La troisième héroïne s’invite en fin de récit. Elle est la demi-soeur de la chanteuse, la trop belle fille du père qui avait abandonné sa famille. Elevée par un couple d’Autrichiens, mariée à un riche baron lubrique, elle pourrait faire de l’ombre à la chanteuse par sa position et sa beauté.
Avec les deux jeunes correspondants qui s’attachent de plus en plus l’un à l’autre et les trois héroïnes, Linda Lê revient par couches successives sur les vies de ces « transplantés » dans des pays d’Europe. Elle tisse ainsi de plus en plus profondément leur parcours. De ces vies qui s’étiolent, regrettant la beauté et la grandeur d’un pays qu’ils ne verront peut-être plus, ils essaient de trouver du sens en s’intéressant à la vie de leurs compatriotes tout autant isolés, cherchant à retrouver le souvenir d’un ancien Vietnam.
D’une écriture crépusculaire, Linda Lê tente toutefois d’amener V., cet étudiant d’un extrême intellectualisme vers un équilibre plus serein entre passé et avenir.

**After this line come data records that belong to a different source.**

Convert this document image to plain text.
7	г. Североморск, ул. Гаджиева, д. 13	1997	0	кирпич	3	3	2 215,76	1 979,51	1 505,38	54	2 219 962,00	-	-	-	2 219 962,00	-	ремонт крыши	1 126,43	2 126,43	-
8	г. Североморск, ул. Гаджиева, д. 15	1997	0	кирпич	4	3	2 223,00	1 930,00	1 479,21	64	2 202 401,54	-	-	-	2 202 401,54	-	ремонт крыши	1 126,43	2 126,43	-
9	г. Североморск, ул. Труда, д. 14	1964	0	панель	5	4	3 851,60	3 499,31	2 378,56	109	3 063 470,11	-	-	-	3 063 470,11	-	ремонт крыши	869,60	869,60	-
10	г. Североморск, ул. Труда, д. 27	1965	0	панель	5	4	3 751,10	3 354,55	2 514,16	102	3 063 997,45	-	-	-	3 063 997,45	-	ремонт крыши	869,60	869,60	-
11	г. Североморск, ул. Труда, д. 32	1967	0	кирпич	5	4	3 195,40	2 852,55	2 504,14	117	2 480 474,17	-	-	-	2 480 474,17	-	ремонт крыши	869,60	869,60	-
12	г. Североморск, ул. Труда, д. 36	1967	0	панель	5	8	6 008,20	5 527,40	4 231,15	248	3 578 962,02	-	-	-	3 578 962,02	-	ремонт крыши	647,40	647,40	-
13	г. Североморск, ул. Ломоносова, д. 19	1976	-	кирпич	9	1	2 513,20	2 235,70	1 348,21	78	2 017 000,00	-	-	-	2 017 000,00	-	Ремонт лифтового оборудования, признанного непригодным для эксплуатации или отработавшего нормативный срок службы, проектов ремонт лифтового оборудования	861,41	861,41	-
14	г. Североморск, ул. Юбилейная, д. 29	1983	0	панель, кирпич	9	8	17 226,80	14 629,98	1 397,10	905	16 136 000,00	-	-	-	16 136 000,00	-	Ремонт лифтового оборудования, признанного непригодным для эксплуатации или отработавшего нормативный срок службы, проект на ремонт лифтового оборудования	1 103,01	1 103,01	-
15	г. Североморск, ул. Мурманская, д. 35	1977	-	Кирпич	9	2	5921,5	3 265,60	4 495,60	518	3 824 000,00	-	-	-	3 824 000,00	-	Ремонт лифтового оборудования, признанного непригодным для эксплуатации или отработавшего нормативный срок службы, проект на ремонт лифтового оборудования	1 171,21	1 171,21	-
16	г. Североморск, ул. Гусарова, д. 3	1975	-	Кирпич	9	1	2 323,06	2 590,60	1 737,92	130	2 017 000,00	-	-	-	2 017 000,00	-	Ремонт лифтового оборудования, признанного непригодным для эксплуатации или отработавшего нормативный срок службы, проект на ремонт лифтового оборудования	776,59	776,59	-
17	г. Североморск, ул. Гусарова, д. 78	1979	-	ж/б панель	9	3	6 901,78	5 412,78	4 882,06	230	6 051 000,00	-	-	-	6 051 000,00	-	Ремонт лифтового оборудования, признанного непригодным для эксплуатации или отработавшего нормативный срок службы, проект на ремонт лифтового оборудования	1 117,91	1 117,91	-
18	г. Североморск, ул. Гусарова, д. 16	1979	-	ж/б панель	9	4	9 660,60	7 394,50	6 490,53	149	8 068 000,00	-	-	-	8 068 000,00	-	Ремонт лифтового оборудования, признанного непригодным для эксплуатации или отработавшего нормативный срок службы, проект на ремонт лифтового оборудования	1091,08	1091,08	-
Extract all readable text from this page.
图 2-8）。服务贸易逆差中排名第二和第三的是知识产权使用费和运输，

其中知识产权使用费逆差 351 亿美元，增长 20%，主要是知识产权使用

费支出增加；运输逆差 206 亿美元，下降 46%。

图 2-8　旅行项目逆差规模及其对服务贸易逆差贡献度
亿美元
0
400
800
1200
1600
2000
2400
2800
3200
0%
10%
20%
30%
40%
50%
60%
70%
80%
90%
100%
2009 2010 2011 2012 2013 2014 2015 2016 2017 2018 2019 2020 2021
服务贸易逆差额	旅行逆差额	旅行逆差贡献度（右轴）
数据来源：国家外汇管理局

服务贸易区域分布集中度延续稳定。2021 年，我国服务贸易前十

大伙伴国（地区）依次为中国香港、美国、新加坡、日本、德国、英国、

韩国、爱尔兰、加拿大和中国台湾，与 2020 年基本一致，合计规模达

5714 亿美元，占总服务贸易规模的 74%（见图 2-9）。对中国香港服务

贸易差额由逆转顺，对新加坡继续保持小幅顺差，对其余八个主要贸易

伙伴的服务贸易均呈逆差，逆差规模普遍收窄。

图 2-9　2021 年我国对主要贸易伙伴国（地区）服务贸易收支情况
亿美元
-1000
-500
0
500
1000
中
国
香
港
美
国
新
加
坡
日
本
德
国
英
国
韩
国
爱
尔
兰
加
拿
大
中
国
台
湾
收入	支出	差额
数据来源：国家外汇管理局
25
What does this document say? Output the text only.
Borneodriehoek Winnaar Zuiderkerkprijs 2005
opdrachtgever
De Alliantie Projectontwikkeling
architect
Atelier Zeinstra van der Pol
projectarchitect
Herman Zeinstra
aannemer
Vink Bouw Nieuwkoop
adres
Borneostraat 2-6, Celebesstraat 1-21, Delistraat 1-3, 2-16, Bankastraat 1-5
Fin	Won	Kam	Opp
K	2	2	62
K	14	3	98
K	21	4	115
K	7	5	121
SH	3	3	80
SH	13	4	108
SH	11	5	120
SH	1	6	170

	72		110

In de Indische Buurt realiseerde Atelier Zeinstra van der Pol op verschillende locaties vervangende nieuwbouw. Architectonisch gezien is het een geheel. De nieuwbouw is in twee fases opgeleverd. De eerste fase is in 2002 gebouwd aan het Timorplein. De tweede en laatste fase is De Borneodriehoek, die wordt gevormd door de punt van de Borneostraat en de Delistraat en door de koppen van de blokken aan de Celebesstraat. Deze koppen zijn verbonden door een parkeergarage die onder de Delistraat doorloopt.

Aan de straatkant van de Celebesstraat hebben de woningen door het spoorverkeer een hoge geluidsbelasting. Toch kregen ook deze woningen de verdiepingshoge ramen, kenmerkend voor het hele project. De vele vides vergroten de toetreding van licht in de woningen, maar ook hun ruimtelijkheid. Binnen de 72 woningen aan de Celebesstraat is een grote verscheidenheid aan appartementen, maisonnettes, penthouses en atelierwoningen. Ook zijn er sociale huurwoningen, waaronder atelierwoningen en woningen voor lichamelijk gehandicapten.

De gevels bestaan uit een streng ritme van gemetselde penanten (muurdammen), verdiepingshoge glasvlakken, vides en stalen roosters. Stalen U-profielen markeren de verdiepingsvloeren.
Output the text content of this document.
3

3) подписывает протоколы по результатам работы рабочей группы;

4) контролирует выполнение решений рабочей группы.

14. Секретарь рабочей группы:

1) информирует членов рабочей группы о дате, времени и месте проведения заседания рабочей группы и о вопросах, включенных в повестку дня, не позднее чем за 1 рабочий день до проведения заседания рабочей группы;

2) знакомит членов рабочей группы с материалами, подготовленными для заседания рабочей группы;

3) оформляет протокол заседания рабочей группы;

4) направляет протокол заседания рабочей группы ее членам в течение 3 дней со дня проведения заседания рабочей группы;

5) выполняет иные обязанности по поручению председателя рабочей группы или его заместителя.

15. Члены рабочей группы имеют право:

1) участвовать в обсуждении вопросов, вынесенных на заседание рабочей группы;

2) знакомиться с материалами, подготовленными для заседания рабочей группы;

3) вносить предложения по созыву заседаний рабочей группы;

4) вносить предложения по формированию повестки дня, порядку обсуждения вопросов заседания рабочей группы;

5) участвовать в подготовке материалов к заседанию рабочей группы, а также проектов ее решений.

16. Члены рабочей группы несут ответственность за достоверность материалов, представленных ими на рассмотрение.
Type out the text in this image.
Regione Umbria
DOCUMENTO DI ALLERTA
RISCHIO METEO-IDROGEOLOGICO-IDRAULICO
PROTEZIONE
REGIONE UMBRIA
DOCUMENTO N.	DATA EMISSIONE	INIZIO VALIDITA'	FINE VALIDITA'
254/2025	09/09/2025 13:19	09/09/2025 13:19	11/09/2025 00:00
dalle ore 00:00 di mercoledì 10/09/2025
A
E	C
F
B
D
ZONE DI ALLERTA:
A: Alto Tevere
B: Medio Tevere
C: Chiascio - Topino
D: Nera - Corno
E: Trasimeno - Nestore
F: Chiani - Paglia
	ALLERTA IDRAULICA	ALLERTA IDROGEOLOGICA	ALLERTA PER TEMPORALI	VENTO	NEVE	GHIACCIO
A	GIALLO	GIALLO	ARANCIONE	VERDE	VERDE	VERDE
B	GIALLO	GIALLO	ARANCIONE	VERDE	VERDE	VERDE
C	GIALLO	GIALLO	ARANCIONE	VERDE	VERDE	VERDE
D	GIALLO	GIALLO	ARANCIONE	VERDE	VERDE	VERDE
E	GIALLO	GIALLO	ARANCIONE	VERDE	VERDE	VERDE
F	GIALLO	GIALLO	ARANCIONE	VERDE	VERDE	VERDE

Dans la même lignée, avec Chercheurs d’ombres, un essai qui paraît simultanément chez Christian Bourgois, Linda Lê, en rendant hommage à des artistes comme Rainer Maria Rilke ou Emile Cioran, montre que c’est souvent dans les zones sombres que naissent les intuitions les plus fécondes.
Héroïnes Linda Lê, Christian Bourgois octobre 2017, 224 pages, 19€,
LINDA LÊ
Née en 1963 au Viêt-nam, Linda Lê avoue volontiers qu’elle n’a plus une connaissance intime de sa langue natale. Le français, appris dès l’enfance à Saigon, est devenu, sinon sa patrie, du moins un espace mouvant qui lui permet tout ensemble de se désabriter et de trouver une ancre flottante. Arrivée en France en 1977, deux ans après la fin de la guerre du Viêt-Nam, elle a pris le chemin de la littérature. Après trois livres parus lorsqu’elle était très jeune, elle a publié Les Evangiles du crime dont une presse unanime a salué l’originalité exceptionnelle. En 1993, Christian Bourgois a édité son cinquième livre, le roman Calomnies (traduit et publié aux Etats-Unis, aux Pays-Bas et au Portugal) puis en 1995, Les dits d’un idiot. Les Trois Parques et Voix ont paru en 1998, Lettre morte en 1999, Personne en 2003, Kriss/L’homme de Porlock en 2004 et In memoriam en 2007. Elle a reçu le prix Wepler-Fondation La Poste en 2010 pour son roman Cronos et le prix Renaudot-poche en 2011 pour À l’enfant que je n’aurai pas (Nil). Son roman Lame de fond a figuré parmi les 4 livres finalistes pour le prix Goncourt.